VAGA-LUMES >> JANDER MINESSO


O céu e o mar eram o mesmo borrão escuro. Ele apenas sentia as ondas. Pela força do hábito, pegou o lampião e seguiu rumo ao passadiço.

O timão dançava solto. A bússola insistia em apontar para o oeste. Nada de novo. Seguiu adiante, checando as cabines e os salões vazios. Depois, desceu as escadas. Percorreu o porão de ponta a ponta, sincronizando os passos com o ranger da madeira. Nhec. Nhec. Ali embaixo, sob a luz fraca, o mundo era ainda menor. Na volta, apanhou uma garrafa, um copo e subiu para o convés.

Sentou-se no chão, serviu uma dose e admirou mais alguns instantes de nada enquanto bebia. Logo os vaga-lumes começaram a aparecer, pendurados na noite. Um, dois, três. Às vezes, eram mais de cem. Sempre distantes, em outros barcos.

Virou o trago. Depois, um suspiro. Girou a rosca embaixo do lampião e uma tímida luz laranja tentou se esparramar ao seu redor, morrendo na noite aberta.
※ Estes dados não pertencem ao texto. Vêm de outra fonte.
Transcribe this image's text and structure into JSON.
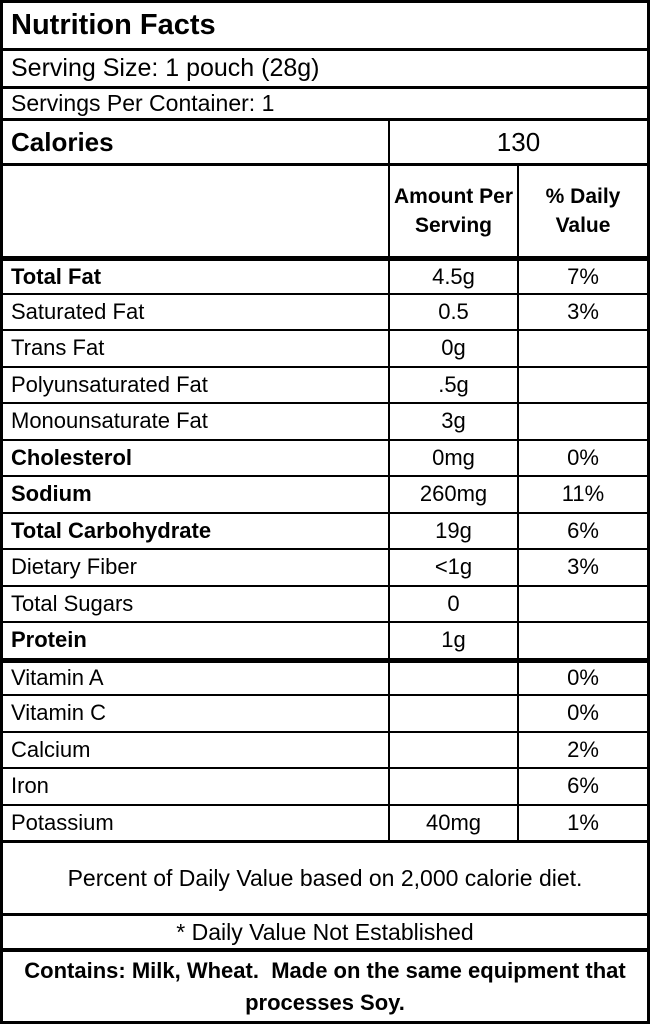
{
  "title": "Nutrition Facts",
  "serving_size": "Serving Size: 1 pouch (28g)",
  "servings_per_container": "Servings Per Container: 1",
  "calories": {
    "label": "Calories",
    "value": "130"
  },
  "columns": {
    "amount": "Amount Per Serving",
    "daily_value": "% Daily Value"
  },
  "nutrients": [
    {
      "label": "Total Fat",
      "amount": "4.5g",
      "dv": "7%"
    },
    {
      "label": "Saturated Fat",
      "amount": "0.5",
      "dv": "3%"
    },
    {
      "label": "Trans Fat",
      "amount": "0g",
      "dv": ""
    },
    {
      "label": "Polyunsaturated Fat",
      "amount": ".5g",
      "dv": ""
    },
    {
      "label": "Monounsaturate Fat",
      "amount": "3g",
      "dv": ""
    },
    {
      "label": "Cholesterol",
      "amount": "0mg",
      "dv": "0%"
    },
    {
      "label": "Sodium",
      "amount": "260mg",
      "dv": "11%"
    },
    {
      "label": "Total Carbohydrate",
      "amount": "19g",
      "dv": "6%"
    },
    {
      "label": "Dietary Fiber",
      "amount": "<1g",
      "dv": "3%"
    },
    {
      "label": "Total Sugars",
      "amount": "0",
      "dv": ""
    },
    {
      "label": "Protein",
      "amount": "1g",
      "dv": ""
    }
  ],
  "vitamins": [
    {
      "label": "Vitamin A",
      "amount": "",
      "dv": "0%"
    },
    {
      "label": "Vitamin C",
      "amount": "",
      "dv": "0%"
    },
    {
      "label": "Calcium",
      "amount": "",
      "dv": "2%"
    },
    {
      "label": "Iron",
      "amount": "",
      "dv": "6%"
    },
    {
      "label": "Potassium",
      "amount": "40mg",
      "dv": "1%"
    }
  ],
  "footnotes": {
    "percent_note": "Percent of Daily Value based on 2,000 calorie diet.",
    "not_established": "* Daily Value Not Established",
    "allergen": "Contains: Milk, Wheat.  Made on the same equipment that processes Soy."
  },
  "colors": {
    "border": "#000000",
    "background": "#ffffff",
    "text": "#000000"
  }
}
Cobriu a chama com uma lona velha e também começou a brincar de vaga-lume. Levantava e abaixava o pano em intervalos irregulares. Não sabia se aquilo significava algo e tampouco gostava do acende-apaga. Mas continuou, erguendo e soltando a lona durante um bom tempo, igual aos outros e como sempre fazia. Lá pelas tantas, uma onda mais alta derrubou o copo, que rolou pela luz laranja do convés e sumiu na sombra. Ele só observou.
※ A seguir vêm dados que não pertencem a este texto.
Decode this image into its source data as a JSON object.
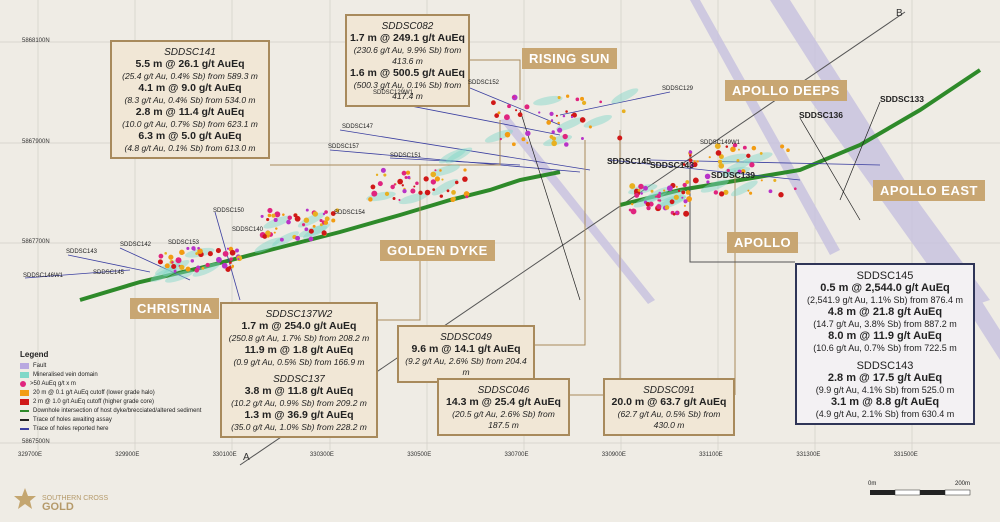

Tomou outro gole, direto no gargalo, enquanto jogava o pano longe e apagava o lampião com a mão livre. Deixou-se levar pelo sobe e desce do navio, que sacudia as luzes distantes. Ficou ali por horas ou anos, até que um grito sussurrou entre o vento e as ondas. Depois, algo caiu na água e um dos vaga-lumes sumiu.

Esperou mais um pouco antes de levantar. Deu um último gole e apoiou a garrafa na amurada. Dois vaga-lumes continuavam dançando. Mas vaga-lumes são feitos para sumir. Lembrou dos salões de festa cheios, da música e do cheiro de cabelos longos. Fechou os olhos, tentando desenhar um rosto com essas memórias, mas o balanço do mar o distraía. Tentou de novo. Outro vaga-lume cochichou um grito final contra o pano preto. Ele abriu os olhos. Pegou a garrafa, que continuava equilibrada na amurada, e voltou para sua cabine.

Imagem: Pixabay

Para ler outros textos do autor, clique aqui.

Comentários

sergio geia disse…
O que foi isso, Jander Minesso? Que poesia. Dos contos que estimulam a imaginação, e com final aberto, adoro.
Ana Raja disse…
Como disse o Sérgio, o que foi isso? Que lindo! Um passeio pela sua escrita cheia de poesia.
Zoraya Cesar disse…
um conto sobre solidão tão lírico e quase quase assustador. Dá pra desenrolar mil coisas a partir dele, mil interpretaçõe, mas, para q? Ele se basta
Nadia Coldebella disse…
Li pela manhã e parei. Agora estou lendo novamente. Me exigiu três leituras. Pra acomodar, sabe? A primeira pergunta que me fiz foi: vagalumes no mar? Depois que entendi o brincar de vagalumes, veio: é um naufrágio? ele é o capitão? os navios estão a deriva? Pegou fundo essa história, uma baita metáfora da nossa própria condição humana: estamos num continuo pisca- pisca como os vagalumes, nos altos e baixos da vida ( ou estaríamos a deriva com a ilusão de destino?), as vezes nos entregamos ao mar ( a morte?), as vezes nos rendemos a solidão ( descer a cabine?), mas lutamos para ser vistos (luz do lampião?). Não sei se foi a intenção, mas baita metáfora. Show de texto!!
Anônimo disse…
Poesia, ham?
Fui pro mar e lá fiquei. Como é bom ler algo que nos faz ir pra outro lugar.
Que lindo Jander! Tive os mesmos questionamentos que a Nádia. Mesmo sem respostas, a solidão dele me pegou. Fiquei bastante tocada com a frase « ficou ali por horas ou anos », porque tenho a sensação de que às vezes até saímos fisicamente de um lugar ou situação, mas na verdade ficamos ali por anos, talvez até a vida toda. Não conhecia esta sua prosa poética, adorei.
Albir disse…
Muito bom, Jander!
Abaixando e levantando o pano, continuou acendendo e apagando, enviando mensagens, embora não soubesse o que significava.
Soraya Jordão disse…
Muitas vezes, tudo o que se quer é o encanto de um vaga-lume para decorar a solidão.